I giudici avevano inoltre dichiarato la prescrizione per l'accusa di falsa testimonianza nei confronti di Apicella. Anche la Procura di Roma aveva chiesto per entrambi l'assoluzione. "Tale rapporto, secondo quanto è dato sostenere dalle evidenze documentali e dalle stesse affermazioni rese da Apicella, è incisivamente connotato da plurimi 'favoritismi' provenienti da Silvio Berlusconi che, a titolo di liberalità, prestiti infruttiferi e quant'altro, aveva storicamente sostenuto economicamente il musicista, alla stregua di un inossidabile patto di solidarietà. Da ciò consegue che, ancorché Mariano Apicella abbia dichiarato il falso nel corso delle deposizioni testimoniali rese alle udienze del 19 ottobre 2012 e 22 marzo 2013 - sottolineano i giudici - l'esistenza di tale mendace testimonianza non è univocamente indicativa dell'esistenza di un pregresso e/o successivo accordo corruttivo tra gli imputati".
"In conclusione, l'assenza di inequivoci e stringenti elementi di prova a sostegno dell'assunto sinallagma corruttivo, in uno con l'accertata esistenza di un consolidato e risalente rapporto di natura professionale ed addirittura 'amicale' tra gli imputati, rende allora insuperabilmente problematica l'affermazione dell'esistenza stessa di un illecito accordo.
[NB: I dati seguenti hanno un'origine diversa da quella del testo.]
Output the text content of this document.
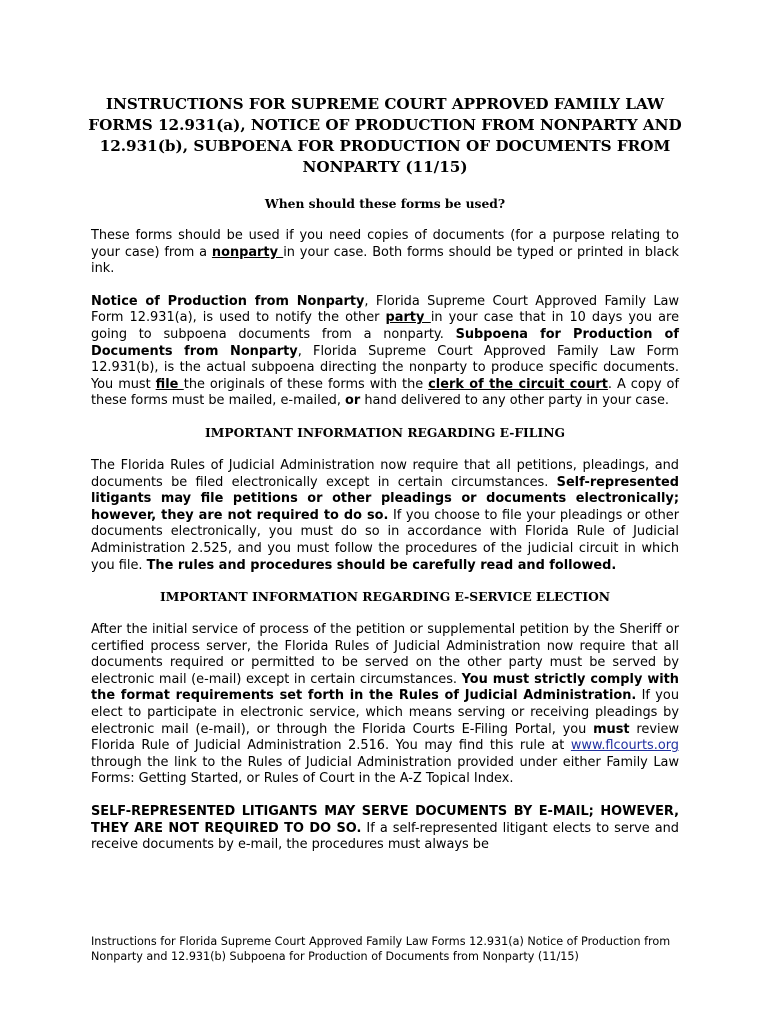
INSTRUCTIONS FOR SUPREME COURT APPROVED FAMILY LAW FORMS 12.931(a), NOTICE OF PRODUCTION FROM NONPARTY AND 12.931(b), SUBPOENA FOR PRODUCTION OF DOCUMENTS FROM NONPARTY (11/15)
When should these forms be used?

These forms should be used if you need copies of documents (for a purpose relating to your case) from a nonparty in your case. Both forms should be typed or printed in black ink.

Notice of Production from Nonparty, Florida Supreme Court Approved Family Law Form 12.931(a), is used to notify the other party in your case that in 10 days you are going to subpoena documents from a nonparty. Subpoena for Production of Documents from Nonparty, Florida Supreme Court Approved Family Law Form 12.931(b), is the actual subpoena directing the nonparty to produce specific documents. You must file the originals of these forms with the clerk of the circuit court. A copy of these forms must be mailed, e-mailed, or hand delivered to any other party in your case.

IMPORTANT INFORMATION REGARDING E-FILING

The Florida Rules of Judicial Administration now require that all petitions, pleadings, and documents be filed electronically except in certain circumstances. Self-represented litigants may file petitions or other pleadings or documents electronically; however, they are not required to do so. If you choose to file your pleadings or other documents electronically, you must do so in accordance with Florida Rule of Judicial Administration 2.525, and you must follow the procedures of the judicial circuit in which you file. The rules and procedures should be carefully read and followed.

IMPORTANT INFORMATION REGARDING E-SERVICE ELECTION

After the initial service of process of the petition or supplemental petition by the Sheriff or certified process server, the Florida Rules of Judicial Administration now require that all documents required or permitted to be served on the other party must be served by electronic mail (e-mail) except in certain circumstances. You must strictly comply with the format requirements set forth in the Rules of Judicial Administration. If you elect to participate in electronic service, which means serving or receiving pleadings by electronic mail (e-mail), or through the Florida Courts E-Filing Portal, you must review Florida Rule of Judicial Administration 2.516. You may find this rule at www.flcourts.org through the link to the Rules of Judicial Administration provided under either Family Law Forms: Getting Started, or Rules of Court in the A-Z Topical Index.

SELF-REPRESENTED LITIGANTS MAY SERVE DOCUMENTS BY E-MAIL; HOWEVER, THEY ARE NOT REQUIRED TO DO SO. If a self-represented litigant elects to serve and receive documents by e-mail, the procedures must always be

Instructions for Florida Supreme Court Approved Family Law Forms 12.931(a) Notice of Production from Nonparty and 12.931(b) Subpoena for Production of Documents from Nonparty (11/15)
A fronte delle rilevate lacune istruttorie, gli accertati bonifici - concludono i giudici della seconda sezione penale di Roma - non risultano idonei a costituire il precipitato fattuale e logico dell'indimostrato patto corruttivo, potendo per converso ricondursi la condotta degli imputati, per quanto opaca, a diverse e pure verosimili dinamiche oggettive".